For the initial part of the study, we used blood samples that we collected for a liver cancer (hepatocellular cancer) study. The samples comprised blood taken from hepatocellular cancer (HCC) patients, chronic Hepatitis B (HpB) patients and healthy controls, all recruited in Malaysia under approved protocols [19]. All subjects gave their informed consent for inclusion before they participated in the study. The study was conducted in accordance with the Declaration of Helsinki. Our training set consisted of HCC patients: 26 HCC collected in PAXgene tubes and 20 HCC collected in EDTA tubes. We also had 28 blood samples taken from patients with chronic hepatitis B (HpB) infection collected in PAXgene tubes, 28 confirmed HCC-negative (control) samples also in PAXgene tubes and seven control samples collected in EDTA tubes. In addition, 830 samples from other studies (“other”) were collected in EDTA tubes. These “other” samples were assumed to be negative for HCC because it is a low-prevalence disease. The test set consisted of independent samples: 25 HCC collected in PAXgene tubes, 15 HCC collected in EDTA tubes, 27 HpB collected in PAXgene tubes, 27 controls collected in PAXgene tubes, 7 controls collected in EDTA tubes and 860 “other” samples collected in EDTA tubes (Table 1).

Table 1.

Breakdown of samples for collection tube bias demonstration.
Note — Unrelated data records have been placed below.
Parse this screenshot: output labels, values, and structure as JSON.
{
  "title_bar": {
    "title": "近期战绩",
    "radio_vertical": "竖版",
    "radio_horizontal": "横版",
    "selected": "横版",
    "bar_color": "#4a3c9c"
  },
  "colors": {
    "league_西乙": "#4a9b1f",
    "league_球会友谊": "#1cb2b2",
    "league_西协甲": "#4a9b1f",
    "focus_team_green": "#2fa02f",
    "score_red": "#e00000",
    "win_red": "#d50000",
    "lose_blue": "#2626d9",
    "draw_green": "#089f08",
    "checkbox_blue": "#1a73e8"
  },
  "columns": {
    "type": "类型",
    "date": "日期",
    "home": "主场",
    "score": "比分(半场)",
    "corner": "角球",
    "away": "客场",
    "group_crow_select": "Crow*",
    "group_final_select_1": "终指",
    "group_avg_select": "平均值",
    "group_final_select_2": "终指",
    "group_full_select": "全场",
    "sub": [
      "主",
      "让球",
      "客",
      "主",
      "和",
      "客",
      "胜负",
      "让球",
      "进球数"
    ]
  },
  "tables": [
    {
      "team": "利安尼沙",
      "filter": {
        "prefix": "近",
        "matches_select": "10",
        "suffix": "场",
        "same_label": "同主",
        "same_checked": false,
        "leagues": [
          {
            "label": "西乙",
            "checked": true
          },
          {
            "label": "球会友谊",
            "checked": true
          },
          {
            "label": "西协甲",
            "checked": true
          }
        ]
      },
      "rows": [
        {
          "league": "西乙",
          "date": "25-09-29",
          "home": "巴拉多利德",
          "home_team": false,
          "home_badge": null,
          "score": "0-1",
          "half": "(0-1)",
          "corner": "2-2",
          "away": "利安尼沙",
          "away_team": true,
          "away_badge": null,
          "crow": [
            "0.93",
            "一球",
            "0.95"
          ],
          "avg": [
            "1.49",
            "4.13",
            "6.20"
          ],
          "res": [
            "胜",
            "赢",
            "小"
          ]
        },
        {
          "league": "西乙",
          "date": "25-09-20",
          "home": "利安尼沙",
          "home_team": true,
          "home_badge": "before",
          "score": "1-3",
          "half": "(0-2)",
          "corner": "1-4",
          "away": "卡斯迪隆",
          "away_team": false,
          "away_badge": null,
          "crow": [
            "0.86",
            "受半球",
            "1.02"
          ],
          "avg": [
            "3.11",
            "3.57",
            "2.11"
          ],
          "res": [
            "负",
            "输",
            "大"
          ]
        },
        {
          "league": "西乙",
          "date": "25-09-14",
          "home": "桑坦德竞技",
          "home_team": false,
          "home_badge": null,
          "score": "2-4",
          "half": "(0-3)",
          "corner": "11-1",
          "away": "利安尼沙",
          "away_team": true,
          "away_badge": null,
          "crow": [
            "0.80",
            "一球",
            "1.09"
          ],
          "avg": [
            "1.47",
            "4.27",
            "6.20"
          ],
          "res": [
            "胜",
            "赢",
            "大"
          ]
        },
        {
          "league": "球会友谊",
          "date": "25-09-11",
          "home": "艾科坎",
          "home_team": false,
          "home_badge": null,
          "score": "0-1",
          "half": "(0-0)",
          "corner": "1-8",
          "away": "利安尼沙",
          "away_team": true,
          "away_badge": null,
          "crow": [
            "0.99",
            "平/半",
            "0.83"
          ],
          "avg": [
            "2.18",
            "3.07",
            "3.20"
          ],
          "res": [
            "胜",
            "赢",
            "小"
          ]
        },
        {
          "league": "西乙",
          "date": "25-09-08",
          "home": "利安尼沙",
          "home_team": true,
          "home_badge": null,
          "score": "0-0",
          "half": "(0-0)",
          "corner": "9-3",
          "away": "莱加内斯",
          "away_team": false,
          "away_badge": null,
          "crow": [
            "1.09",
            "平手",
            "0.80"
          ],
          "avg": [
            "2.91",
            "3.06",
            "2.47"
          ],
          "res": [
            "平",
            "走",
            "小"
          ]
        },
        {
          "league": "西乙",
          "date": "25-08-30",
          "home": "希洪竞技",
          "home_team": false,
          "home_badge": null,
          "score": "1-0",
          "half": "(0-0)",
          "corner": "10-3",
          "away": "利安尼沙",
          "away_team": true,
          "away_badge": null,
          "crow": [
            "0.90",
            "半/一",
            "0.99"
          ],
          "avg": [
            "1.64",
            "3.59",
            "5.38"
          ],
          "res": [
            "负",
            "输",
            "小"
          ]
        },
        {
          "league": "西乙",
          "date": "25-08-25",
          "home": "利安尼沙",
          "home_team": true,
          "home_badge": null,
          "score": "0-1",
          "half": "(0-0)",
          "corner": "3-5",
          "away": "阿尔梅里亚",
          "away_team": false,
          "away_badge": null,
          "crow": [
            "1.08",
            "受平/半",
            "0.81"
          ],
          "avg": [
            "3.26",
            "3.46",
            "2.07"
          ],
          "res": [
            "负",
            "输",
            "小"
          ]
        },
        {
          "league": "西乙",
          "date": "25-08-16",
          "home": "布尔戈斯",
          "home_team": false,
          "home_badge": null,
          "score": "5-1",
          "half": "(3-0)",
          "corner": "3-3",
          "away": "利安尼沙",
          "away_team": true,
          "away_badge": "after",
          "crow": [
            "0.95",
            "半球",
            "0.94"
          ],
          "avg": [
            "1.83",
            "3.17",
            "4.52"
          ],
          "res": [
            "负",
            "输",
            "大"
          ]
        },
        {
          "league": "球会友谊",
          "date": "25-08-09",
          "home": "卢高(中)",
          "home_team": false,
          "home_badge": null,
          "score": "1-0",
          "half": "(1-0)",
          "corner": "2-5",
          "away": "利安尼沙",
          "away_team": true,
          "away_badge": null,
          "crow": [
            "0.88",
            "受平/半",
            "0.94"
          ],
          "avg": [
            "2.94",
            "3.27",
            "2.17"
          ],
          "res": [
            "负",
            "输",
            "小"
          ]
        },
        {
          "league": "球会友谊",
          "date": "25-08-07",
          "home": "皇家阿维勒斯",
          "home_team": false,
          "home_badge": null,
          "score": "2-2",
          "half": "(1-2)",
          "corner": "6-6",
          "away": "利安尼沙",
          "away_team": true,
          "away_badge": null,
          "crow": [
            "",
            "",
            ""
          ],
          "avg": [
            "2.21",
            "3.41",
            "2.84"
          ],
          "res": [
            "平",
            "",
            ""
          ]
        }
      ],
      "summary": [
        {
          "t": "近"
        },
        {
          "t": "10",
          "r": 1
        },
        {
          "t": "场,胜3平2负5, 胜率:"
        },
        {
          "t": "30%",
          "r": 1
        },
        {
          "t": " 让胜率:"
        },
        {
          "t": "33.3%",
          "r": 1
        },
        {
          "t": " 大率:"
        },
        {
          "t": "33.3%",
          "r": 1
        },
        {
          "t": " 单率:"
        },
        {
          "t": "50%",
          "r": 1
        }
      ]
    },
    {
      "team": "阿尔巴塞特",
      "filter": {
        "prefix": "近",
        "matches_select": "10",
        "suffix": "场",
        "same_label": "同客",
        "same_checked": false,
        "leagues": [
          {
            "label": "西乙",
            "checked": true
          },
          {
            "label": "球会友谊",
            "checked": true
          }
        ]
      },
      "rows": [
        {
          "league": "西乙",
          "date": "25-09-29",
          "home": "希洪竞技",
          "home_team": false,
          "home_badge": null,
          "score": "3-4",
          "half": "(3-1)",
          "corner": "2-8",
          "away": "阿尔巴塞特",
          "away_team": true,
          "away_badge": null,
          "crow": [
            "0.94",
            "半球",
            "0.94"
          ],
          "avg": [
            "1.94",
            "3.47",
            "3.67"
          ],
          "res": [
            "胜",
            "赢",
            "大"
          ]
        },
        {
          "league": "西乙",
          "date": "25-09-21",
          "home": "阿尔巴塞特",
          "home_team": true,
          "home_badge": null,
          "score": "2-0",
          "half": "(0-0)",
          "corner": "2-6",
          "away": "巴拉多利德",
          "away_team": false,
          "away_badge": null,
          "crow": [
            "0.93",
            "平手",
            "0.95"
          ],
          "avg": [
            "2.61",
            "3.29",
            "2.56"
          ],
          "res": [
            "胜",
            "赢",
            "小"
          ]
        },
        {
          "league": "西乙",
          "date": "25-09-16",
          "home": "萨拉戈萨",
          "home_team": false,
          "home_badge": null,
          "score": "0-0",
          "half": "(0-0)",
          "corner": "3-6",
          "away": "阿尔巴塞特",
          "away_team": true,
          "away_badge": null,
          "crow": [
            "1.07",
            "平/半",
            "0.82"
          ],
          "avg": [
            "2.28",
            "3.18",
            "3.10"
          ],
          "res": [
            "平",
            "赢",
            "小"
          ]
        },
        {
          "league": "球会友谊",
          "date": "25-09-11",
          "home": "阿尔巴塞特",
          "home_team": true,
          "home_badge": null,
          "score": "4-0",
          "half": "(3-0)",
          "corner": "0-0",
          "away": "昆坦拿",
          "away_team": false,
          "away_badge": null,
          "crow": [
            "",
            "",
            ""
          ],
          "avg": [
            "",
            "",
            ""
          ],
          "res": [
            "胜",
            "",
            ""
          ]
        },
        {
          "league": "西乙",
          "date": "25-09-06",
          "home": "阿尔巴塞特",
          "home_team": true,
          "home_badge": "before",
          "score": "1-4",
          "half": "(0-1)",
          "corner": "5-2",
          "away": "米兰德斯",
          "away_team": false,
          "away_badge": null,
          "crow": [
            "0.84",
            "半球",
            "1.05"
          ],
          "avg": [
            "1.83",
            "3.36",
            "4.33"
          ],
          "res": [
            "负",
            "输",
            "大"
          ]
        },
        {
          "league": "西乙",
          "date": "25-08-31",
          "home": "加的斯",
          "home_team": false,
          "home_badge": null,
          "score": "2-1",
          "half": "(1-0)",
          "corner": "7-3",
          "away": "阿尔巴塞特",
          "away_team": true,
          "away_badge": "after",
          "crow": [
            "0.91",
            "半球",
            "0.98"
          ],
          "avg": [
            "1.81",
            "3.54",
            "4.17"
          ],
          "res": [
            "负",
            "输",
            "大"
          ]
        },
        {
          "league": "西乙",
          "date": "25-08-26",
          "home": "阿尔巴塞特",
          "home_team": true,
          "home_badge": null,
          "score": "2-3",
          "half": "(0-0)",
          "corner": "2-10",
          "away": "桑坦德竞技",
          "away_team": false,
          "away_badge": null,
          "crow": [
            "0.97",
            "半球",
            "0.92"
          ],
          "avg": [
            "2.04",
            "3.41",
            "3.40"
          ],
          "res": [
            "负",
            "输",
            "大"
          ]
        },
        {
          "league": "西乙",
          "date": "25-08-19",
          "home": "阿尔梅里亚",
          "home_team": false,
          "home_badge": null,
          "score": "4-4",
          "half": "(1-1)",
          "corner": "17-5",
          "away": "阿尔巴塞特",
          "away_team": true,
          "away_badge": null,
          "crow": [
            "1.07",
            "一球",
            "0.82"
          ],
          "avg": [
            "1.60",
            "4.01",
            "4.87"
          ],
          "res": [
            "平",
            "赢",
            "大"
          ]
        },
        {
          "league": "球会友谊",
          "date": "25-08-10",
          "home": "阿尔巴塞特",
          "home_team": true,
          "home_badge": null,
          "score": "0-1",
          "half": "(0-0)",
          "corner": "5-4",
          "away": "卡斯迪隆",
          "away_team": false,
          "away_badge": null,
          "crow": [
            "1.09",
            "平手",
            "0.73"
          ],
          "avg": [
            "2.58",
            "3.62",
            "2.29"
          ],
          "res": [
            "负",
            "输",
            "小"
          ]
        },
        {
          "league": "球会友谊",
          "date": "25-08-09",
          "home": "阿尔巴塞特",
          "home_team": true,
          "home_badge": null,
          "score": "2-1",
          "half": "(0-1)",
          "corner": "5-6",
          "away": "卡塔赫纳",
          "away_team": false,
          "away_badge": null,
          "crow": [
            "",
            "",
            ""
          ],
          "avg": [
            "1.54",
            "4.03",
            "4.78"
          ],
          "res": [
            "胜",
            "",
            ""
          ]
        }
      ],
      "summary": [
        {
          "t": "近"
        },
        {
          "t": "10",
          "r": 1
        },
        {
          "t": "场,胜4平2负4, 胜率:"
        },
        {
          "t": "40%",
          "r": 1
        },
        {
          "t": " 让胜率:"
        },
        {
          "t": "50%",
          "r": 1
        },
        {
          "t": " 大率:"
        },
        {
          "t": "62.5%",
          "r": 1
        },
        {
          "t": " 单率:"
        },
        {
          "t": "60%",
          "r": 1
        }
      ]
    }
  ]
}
Group Training Set Independent Test Set
Paxgene EDTA SubTotal Paxgene EDTA SubTotal
HCC 26 20 46 25 15 40
HpB 28 0 28 27 0 27
Control 28 7 35 27 7 34
Other 0 830 830 0 860 860
Total 82 857 939 79 882 961

2.2. New Samples and Cross-Validation

After we demonstrated that this method works well in separating the three groups of liver cancer study samples (HCC, HpB, control), we proceeded to apply the same method to a new set of 157 samples representing ten diseases and healthy controls collected and processed in Penang and Shanghai (Table 2).

Table 2.

New samples for cross-validation.

Disease PAXgene Source
Lung Cancer 12 Malaysia
Liver Cancer 8 Malaysia
Nasopharyngeal Cancer 20 Malaysia
Prostate Cancer 25 Malaysia
Breast Cancer 12 Malaysia
Cervical Cancer 9 Malaysia
Colorectal Cancer 10 Malaysia
Ulcerative Colitis 10 China
Crohn’s Disease 9 China
Osteoarthritis 8 Malaysia
Healthy Controls 34 China/Malaysia
Total 157 85% Malaysia/15% China

2.3. Methods

2.3.1. Blood Collection, RNA Isolation and RNA Quality Control

Peripheral whole blood was collected from patients in EDTA Vacutainer tubes (Becton Dickinson, Franklin Lakes, NJ, USA) and PAXgene tubes (PreAnalytix, Hombrechtikon, Switzerland). Whole blood RNA was isolated as described previously [20]. Isolated RNA was checked by using 2100 Bioanalyzer RNA 6000 Nano Chips (Agilent Technologies, Santa Clara, CA, USA). Samples were excluded from microarray analysis that did not meet the following quality criteria: RIN ≥ 7.0; 28S:18S rRNA ≥ 1.0. RNA quantity was determined by absorbance at 260 nm in a DU800 Spectrophotometer (Beckman Coulter, Brea, CA, USA) or a NanoDrop 2000c UV-Vis Spectrophotometer (Thermo Scientific, Wilmington, DE, USA).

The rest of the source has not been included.